Obviously, the difference between function and a query is these 99.5ms spent getting first record.
I've tried further optimizations (maybe naively):

  1. Adjust rows to make query planning more realistic. Let's say 120k. It yields the same results (102.373..593.628)
  2. Use the SQL language (fair enough, the query is simple). Surprisingly, same results (95.760..595.746)
  3. Make function STABLE. Should get better now, right? Nope. Same results (93.132..594.331)

Questions

  1. Is there anything else that can be done to make function more performant (compared to a simple query)?
  2. Why none of these tricks made a difference?
  3. What exactly are these first 100ms? These aren't constant: when there were 20k rows in the table, the function would spend mysterious 18-20ms trying to do something first. So obviously it tries to do it with every single row it the table. How to reduce this wasting or get rid of it at all? Is this even possible?

PS

Another issue I faced was with the function that gets a record by its id. 0.25ms vs 0.025ms. Ten-fold difference, but I more or less get where it comes from. Again, no optimization trick listed above made a difference (seems like it shouldn't).

Best Answer

This is (almost) equivalent to your function in the question, but performs like a plain SELECT:

CREATE OR REPLACE FUNCTION notifications_get_faster()
  RETURNS SETOF private.notifications AS
$func$
SELECT * FROM private.notifications
$func$  LANGUAGE sql STABLE;

Almost, because it's not SECURITY DEFINER, which would prevent the desired effect.

Most notably, you will see a Seq Scan instead of the Function Scan in the query plan. That's what makes most of the difference.

Why?

Neither of your various attempts met all conditions for inlining of table functions. This function does.
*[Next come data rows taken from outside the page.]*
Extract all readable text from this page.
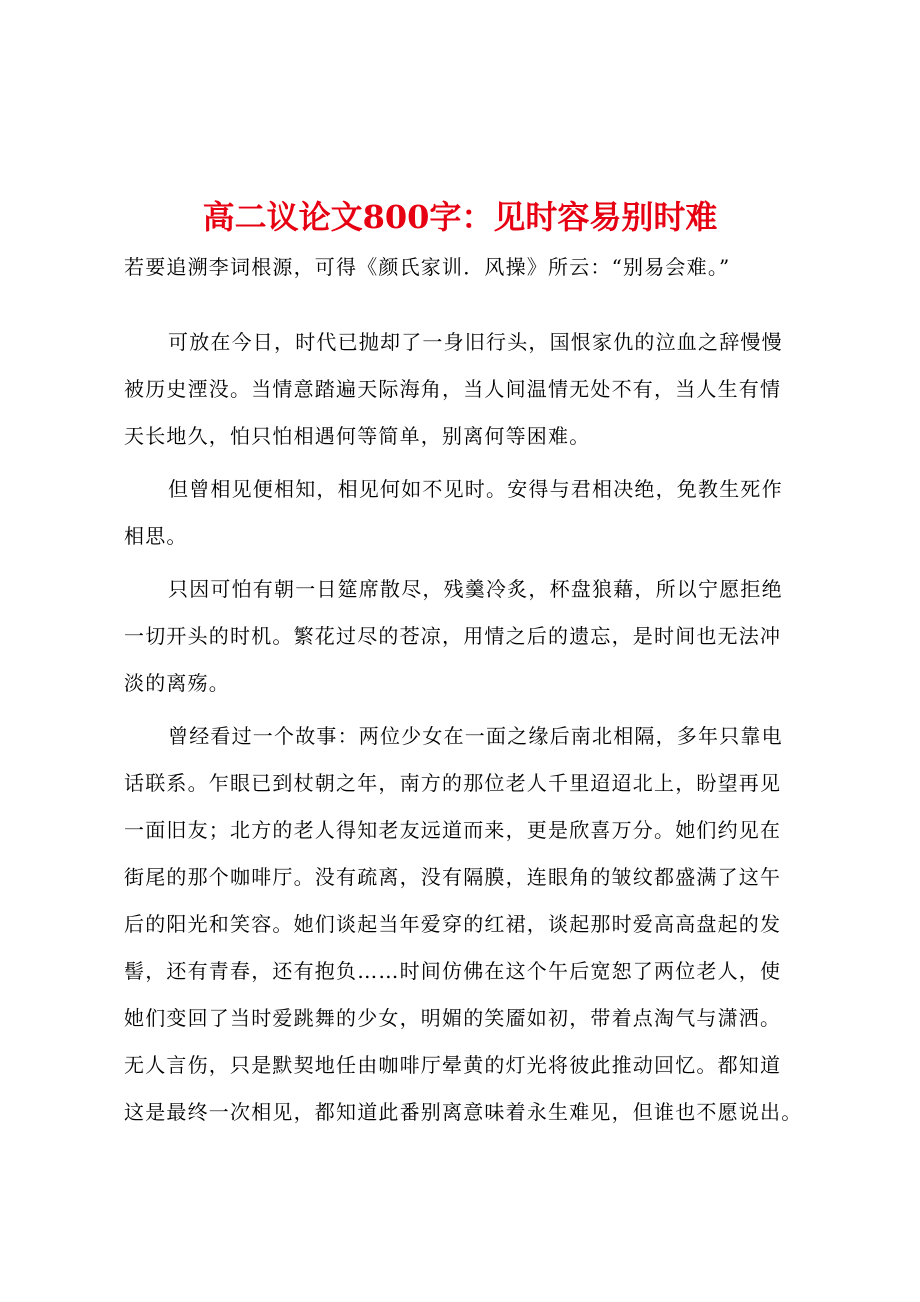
高二议论文800字：见时容易别时难
若要追溯李词根源，可得《颜氏家训．风操》所云：“别易会难。”
可放在今日，时代已抛却了一身旧行头，国恨家仇的泣血之辞慢慢
被历史湮没。当情意踏遍天际海角，当人间温情无处不有，当人生有情
天长地久，怕只怕相遇何等简单，别离何等困难。
但曾相见便相知，相见何如不见时。安得与君相决绝，免教生死作
相思。
只因可怕有朝一日筵席散尽，残羹冷炙，杯盘狼藉，所以宁愿拒绝
一切开头的时机。繁花过尽的苍凉，用情之后的遗忘，是时间也无法冲
淡的离殇。
曾经看过一个故事：两位少女在一面之缘后南北相隔，多年只靠电
话联系。乍眼已到杖朝之年，南方的那位老人千里迢迢北上，盼望再见
一面旧友；北方的老人得知老友远道而来，更是欣喜万分。她们约见在
街尾的那个咖啡厅。没有疏离，没有隔膜，连眼角的皱纹都盛满了这午
后的阳光和笑容。她们谈起当年爱穿的红裙，谈起那时爱高高盘起的发
髻，还有青春，还有抱负……时间仿佛在这个午后宽恕了两位老人，使
她们变回了当时爱跳舞的少女，明媚的笑靥如初，带着点淘气与潇洒。
无人言伤，只是默契地任由咖啡厅晕黄的灯光将彼此推动回忆。都知道
这是最终一次相见，都知道此番别离意味着永生难见，但谁也不愿说出。
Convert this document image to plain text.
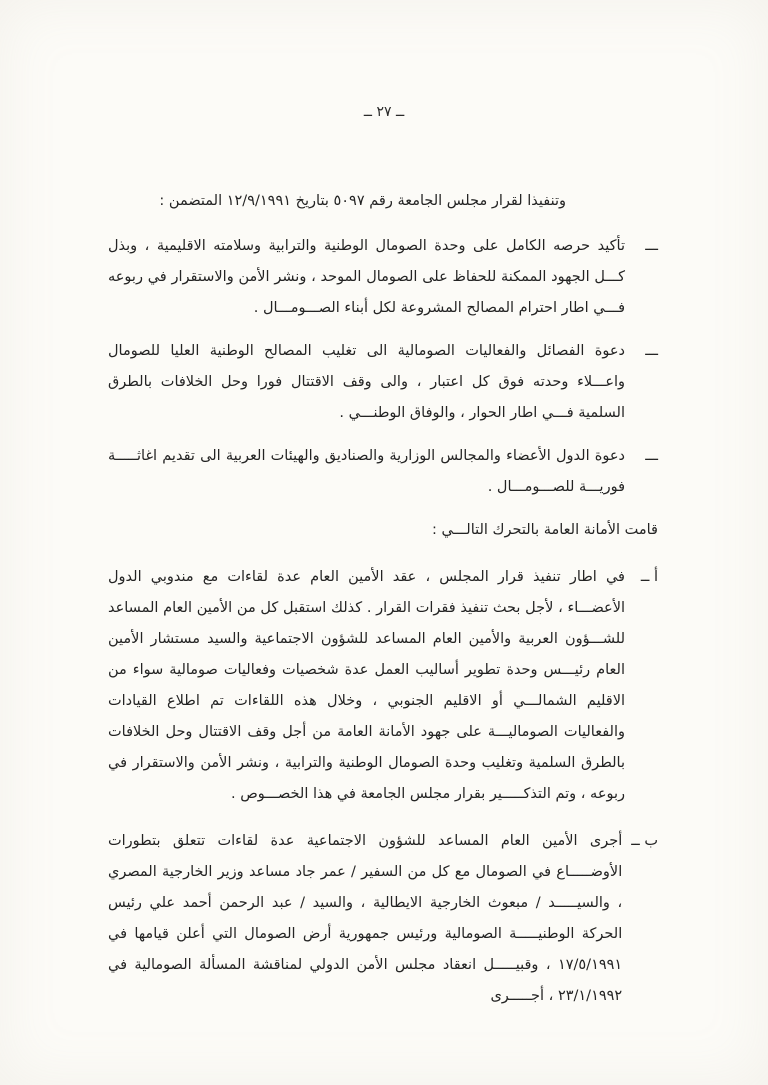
ــ ٢٧ ــ

وتنفيذا لقرار مجلس الجامعة رقم ٥٠٩٧ بتاريخ ١٢/٩/١٩٩١ المتضمن :

ـــ
تأكيد حرصه الكامل على وحدة الصومال الوطنية والترابية وسلامته الاقليمية ، وبذل كـــل الجهود الممكنة للحفاظ على الصومال الموحد ، ونشر الأمن والاستقرار في ربوعه فـــي اطار احترام المصالح المشروعة لكل أبناء الصـــومـــال .
ـــ
دعوة الفصائل والفعاليات الصومالية الى تغليب المصالح الوطنية العليا للصومال واعـــلاء وحدته فوق كل اعتبار ، والى وقف الاقتتال فورا وحل الخلافات بالطرق السلمية فـــي اطار الحوار ، والوفاق الوطنـــي .
ـــ
دعوة الدول الأعضاء والمجالس الوزارية والصناديق والهيئات العربية الى تقديم اغاثـــــة فوريـــة للصـــومـــال .

قامت الأمانة العامة بالتحرك التالـــي :

أ ــ
في اطار تنفيذ قرار المجلس ، عقد الأمين العام عدة لقاءات مع مندوبي الدول الأعضـــاء ، لأجل بحث تنفيذ فقرات القرار . كذلك استقبل كل من الأمين العام المساعد للشـــؤون العربية والأمين العام المساعد للشؤون الاجتماعية والسيد مستشار الأمين العام رئيـــس وحدة تطوير أساليب العمل عدة شخصيات وفعاليات صومالية سواء من الاقليم الشمالـــي أو الاقليم الجنوبي ، وخلال هذه اللقاءات تم اطلاع القيادات والفعاليات الصوماليـــة على جهود الأمانة العامة من أجل وقف الاقتتال وحل الخلافات بالطرق السلمية وتغليب وحدة الصومال الوطنية والترابية ، ونشر الأمن والاستقرار في ربوعه ، وتم التذكـــــير بقرار مجلس الجامعة في هذا الخصـــوص .
ب ــ
أجرى الأمين العام المساعد للشؤون الاجتماعية عدة لقاءات تتعلق بتطورات الأوضـــــاع في الصومال مع كل من السفير / عمر جاد مساعد وزير الخارجية المصري ، والسيـــــد / مبعوث الخارجية الايطالية ، والسيد / عبد الرحمن أحمد علي رئيس الحركة الوطنيـــــة الصومالية ورئيس جمهورية أرض الصومال التي أعلن قيامها في ١٧/٥/١٩٩١ ، وقبيـــــل انعقاد مجلس الأمن الدولي لمناقشة المسألة الصومالية في ٢٣/١/١٩٩٢ ، أجـــــرى
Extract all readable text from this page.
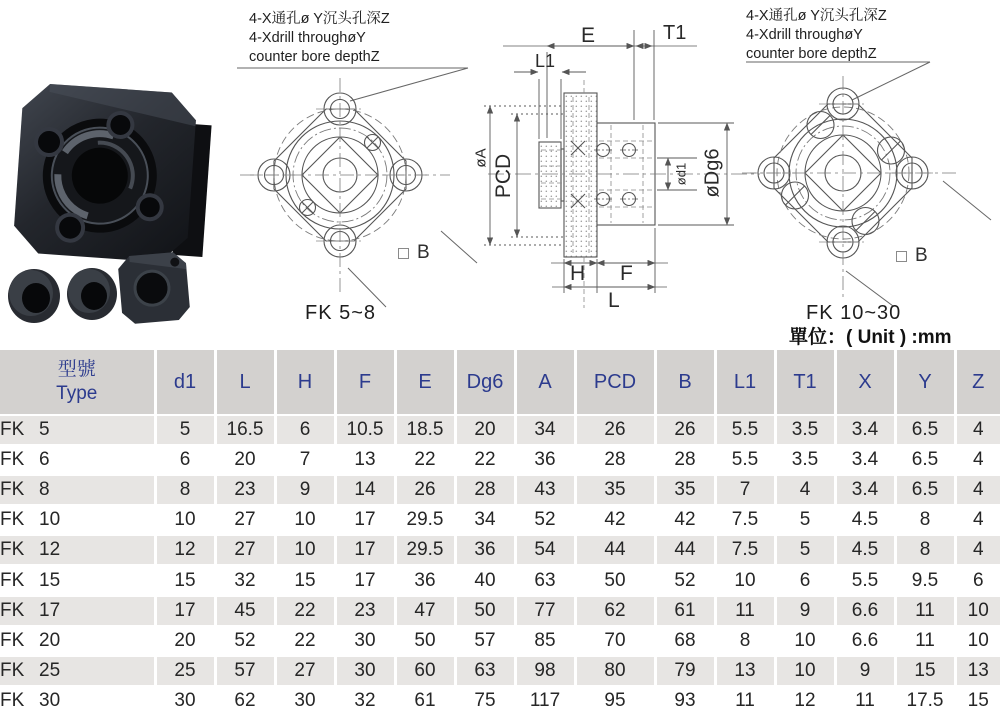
4-X通孔ø Y沉头孔深Z
4-Xdrill throughøY
counter bore depthZ
4-X通孔ø Y沉头孔深Z
4-Xdrill throughøY
counter bore depthZ
E	T1
L1
øA PCD	ød1 øDg6
H F
L
B	B
FK 5~8	FK 10~30
單位：( Unit ) :mm
型號
Type	d1	L	H	F	E	Dg6	A	PCD	B	L1	T1	X	Y	Z
FK 5	5	16.5	6	10.5	18.5	20	34	26	26	5.5	3.5	3.4	6.5	4
FK 6	6	20	7	13	22	22	36	28	28	5.5	3.5	3.4	6.5	4
FK 8	8	23	9	14	26	28	43	35	35	7	4	3.4	6.5	4
FK 10	10	27	10	17	29.5	34	52	42	42	7.5	5	4.5	8	4
FK 12	12	27	10	17	29.5	36	54	44	44	7.5	5	4.5	8	4
FK 15	15	32	15	17	36	40	63	50	52	10	6	5.5	9.5	6
FK 17	17	45	22	23	47	50	77	62	61	11	9	6.6	11	10
FK 20	20	52	22	30	50	57	85	70	68	8	10	6.6	11	10
FK 25	25	57	27	30	60	63	98	80	79	13	10	9	15	13
FK 30	30	62	30	32	61	75	117	95	93	11	12	11	17.5	15
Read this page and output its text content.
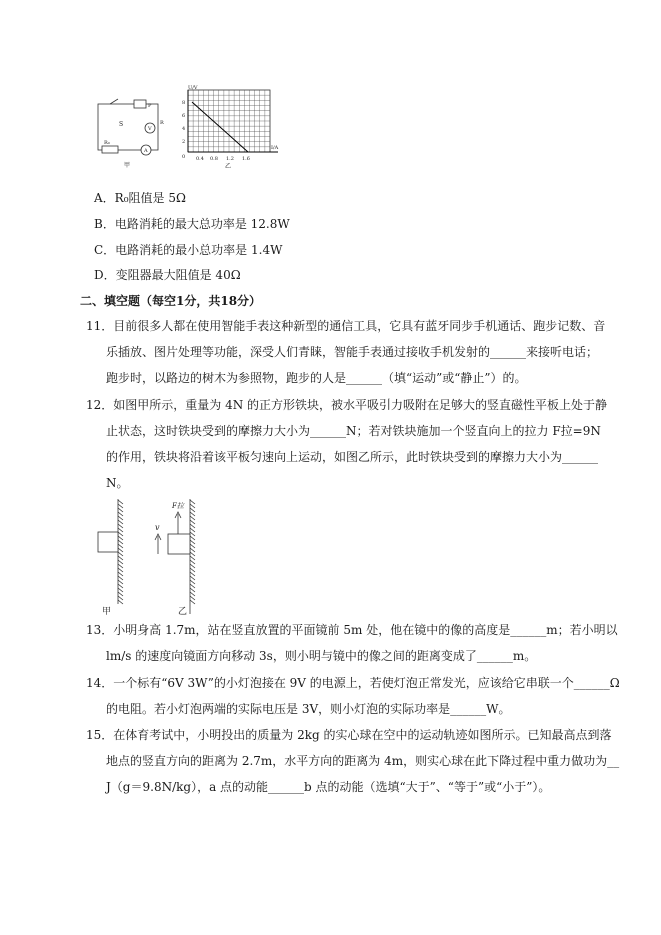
S
P
R
V
R₀
A
甲
U/V
I/A
8
6
4
2
0 0.4 0.8 1.2 1.6
乙
A．R₀阻值是 5Ω
B．电路消耗的最大总功率是 12.8W
C．电路消耗的最小总功率是 1.4W
D．变阻器最大阻值是 40Ω
二、填空题（每空1分，共18分）
11．目前很多人都在使用智能手表这种新型的通信工具，它具有蓝牙同步手机通话、跑步记数、音
乐插放、图片处理等功能，深受人们青睐，智能手表通过接收手机发射的______来接听电话；
跑步时，以路边的树木为参照物，跑步的人是______（填“运动”或“静止”）的。
12．如图甲所示，重量为 4N 的正方形铁块，被水平吸引力吸附在足够大的竖直磁性平板上处于静
止状态，这时铁块受到的摩擦力大小为______N；若对铁块施加一个竖直向上的拉力 F拉=9N
的作用，铁块将沿着该平板匀速向上运动，如图乙所示，此时铁块受到的摩擦力大小为______
N。
v
F拉
甲	乙
13．小明身高 1.7m，站在竖直放置的平面镜前 5m 处，他在镜中的像的高度是______m；若小明以
lm/s 的速度向镜面方向移动 3s，则小明与镜中的像之间的距离变成了______m。
14．一个标有“6V 3W”的小灯泡接在 9V 的电源上，若使灯泡正常发光，应该给它串联一个______Ω
的电阻。若小灯泡两端的实际电压是 3V，则小灯泡的实际功率是______W。
15．在体育考试中，小明投出的质量为 2kg 的实心球在空中的运动轨迹如图所示。已知最高点到落
地点的竖直方向的距离为 2.7m，水平方向的距离为 4m，则实心球在此下降过程中重力做功为__
J（g＝9.8N/kg），a 点的动能______b 点的动能（选填“大于”、“等于”或“小于”）。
In particular:

  • the function is LANGUAGE SQL

  • the function is not SECURITY DEFINER

  • the function is declared STABLE or IMMUTABLE

So Postgres can take the functions body and execute it without function overhead ("function inlining"). Only adds very minor extra planning cost as compared to a plain SELECT.

Aside: don't quote the language name. It's an identifier.